New York magazine has an excellent article up on the impacts of kids sleeping habits and their cognitive development:

Overstimulated, overscheduled kids are getting at least an hour’s less sleep than they need, a deficiency that, new research reveals, has the power to set their cognitive abilities back years.

According to surveys by the National Sleep Foundation, 90 percent of American parents think their child is getting enough sleep. The kids themselves say otherwise. In those same surveys, 60 percent of high schoolers report extreme daytime sleepiness. In another study, a quarter admit their grades have dropped because of it. Over 25 percent fall asleep in class at least once a week.

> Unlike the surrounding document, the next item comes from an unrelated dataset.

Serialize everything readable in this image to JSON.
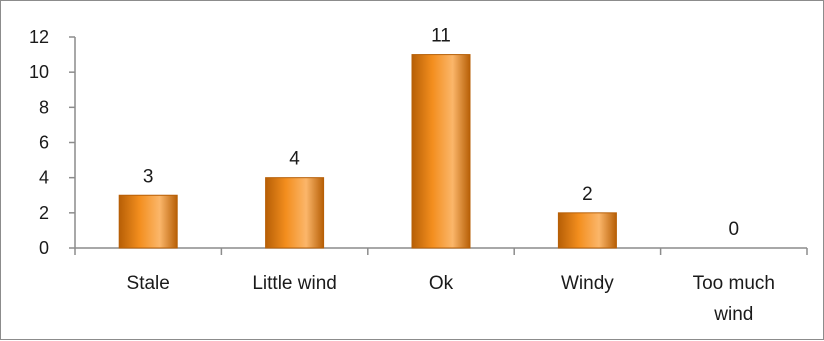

The raw numbers more than back them up. Half of all adolescents get less than seven hours of sleep on weeknights. By the time they are seniors in high school, according to studies by the University of Kentucky, they average only slightly more than 6.5 hours of sleep a night. Only 5 percent of high-school seniors average eight hours. Sure, we remember being tired when we went to school. But not like today’s kids.

It has been documented in a handful of major studies that children, from elementary school through high school, get about an hour less sleep each night than they did 30 years ago. While parents obsess over babies’ sleep, this concern falls off the priority list after preschool. Even kindergartners get 30 minutes less a night than they used to.

How much sleep do your kids get?

One harsh truth of competitive soccer has been the­ practices are later in the evening. Our league has limited field space, and has generally scheduled recreational practices in the 5:30 and 6:30 slots with the Challenge teams practicing at 7 or 7:30. My U11 team generally practiced from 7-8:30, but within a month, half the team was leaving at 8PM to have enough time to get home and get to sleep at a reasonable hour – something I fully supported. When you have kids who are field rats, they often will be at your practices even if you don’t coach them, so it was not unusual for our kids to get home at 9PM sometimes, and have to shower and get ready for bed by 9:30/10PM. This would get them about 8.5-9 hours of sleep, which seems like enough. But we still worked to get them in bed by 9PM if we could.

The funny thing is, they’re up later now that soccer is OVER it seems. They don’t fall asleep like they usually did during the season. My eldest will often still be awake at 10PM, even though we had them in bed by 9. So I still can’t decide if we were stressing our kid’s sleep habits or not. Both are doing very well in school and they get up reasonably well in the morning. It’s the two youngest we have to drag out of bed in the morning.

So how do you view the sleep issue? Do your kids practice late and if so how late and at what age? Do they sleep better during soccer season or during the off season? I can’t imagine my kids only getting 6-7 hours of sleep, but clearly it happens. I think the point about time to ‘unwind’ is very important. Yet I don’t think practice stresses my kids out – I think it helps them unwind and forget about everything else. Its the Friday night before a big match that can be stressful.

Still, its an important topic and this article brings a lot of cautionary points to light that I felt worth sharing.